Neticeten Mahkememizce yapılan değerlendirmede; bilirkişi raporunda da ifade edildiği üzere, davacının ülke geneline yaygın olarak iş yapan bir A.Ş olarak, davalı ile yaptığı sözleşmenin benzerlerini, başka illerde de başka yükleniciler ile de yapmakta olduğu, bu nedenle bu yüklenicilere yapılacak ödemelerde uyulacak mevzuat usul konusunda deneyimli olduğunun kabulünün gerektiği, bu suretle her ne kadar davalı tarafından düzenlenen faturalarda KDV için …tevkifat gösterilmemiş iken, bu faturaları ödemeyip iade ederek tevkifatlı olarak düzenlenmesini talep etmesi gerekirken, yersiz olarak faturaları tam KDV bedelli olarak ödediği, sorumlu tarafından beyan edilip ödenmesi gerekirken satıcı tarafından beyan edilen ve hazineye ödenen bu verginin normal vade tarihinden ödendiği tarihe kadar hesaplanan gecikme faizinin var ise alıcı davacı Posta ve Telgraf Teşkilatı A.Ş.’nin ödenmesi gerektiği, tevkifatın zamanında yapılmayarak verginin ödenmemesinden dolayı ortaya çıkan ceza, faiz ve zamların satıcıdan (davalıdan) talep edilemeyeceği; ancak verginin aslının alıcı/davacı tarafından mükerrer olarak ödenmesi nedeniyle, davacının mükerrer ödediği vergi aslını, davalı/yükleniciden değil, ilgili vergi dairesinden talep edebileceği, bu durumda davalının sebepsiz zenginleşmediği değerlendirilmekle davanın reddine dair aşağıdaki şekilde karar vermek gerekmiştir.
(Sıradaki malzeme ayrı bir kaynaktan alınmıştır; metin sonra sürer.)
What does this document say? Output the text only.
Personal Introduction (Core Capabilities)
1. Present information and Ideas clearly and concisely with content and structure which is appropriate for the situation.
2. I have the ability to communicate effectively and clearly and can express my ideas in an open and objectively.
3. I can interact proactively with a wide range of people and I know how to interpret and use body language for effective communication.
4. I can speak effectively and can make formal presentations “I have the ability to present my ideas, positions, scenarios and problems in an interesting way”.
HÜKÜM-Gerekçesi yukarıda açıklandığı üzere:
1-Davanın REDDİNE,
2-Alınması gereken …TL harcın dava açılırken alınan peşin harçtan mahsubu ile bakiye …TL’nin kararın kesinleşmesini müteakip talep halinde davacı tarafa iadesine,
3-6325 Sayılı Hukuk Uyuşmazlıklarında Arabuluculuk Kanununun 18/A-(11)-(13) maddesi ve Arabuluculuk Kanunu Yönetmeliği tarife hükümleri uyarınca Adalet Bakanlığı bütçesinden ödenen …-TL arabuluculuk ücretinin davacıdan alınarak hazineye irat kaydına,
4-Davacının yapmış olduğu yargılama giderlerinin ve ödenen harçların kendi üzerinde bırakılmasına,
5-HMK.’nın 333. maddesi ve HMKY’nin 47. maddesi gereğince gider avansının kullanılmayan kısmının yazı işleri müdürü tarafından ilgilisi hesap numarası bildirilmiş ise hesabına aktarılmasına, aksi halde masrafın gider avansından karşılanmak suretiyle PTT vasıtasıyla adreste ödemeli olarak gönderilerek iadesinin sağlanmasına,
6-Davalı tarafından ödenen …TL yargılama giderinin davacıdan alınarak davalı tarafa verilmesine,
7-Davalı taraf davada kendini vekil ile temsil ettirdiğinden Avukatlık Asgari Ücret Tarifesine göre belirlenen …TL vekalet ücretinin davacı taraftan alınarak davalıya verilmesine,
Dair; davacı vekilinin ve davalı vekilinin yüzüne karşı, kararın tebliğinden itibaren 2 hafta içinde Diyarbakır Bölge Adliye Mahkemesine istinaf kanun yolu açık olmak üzere verilen karar açıkça okunup usulen anlatıldı.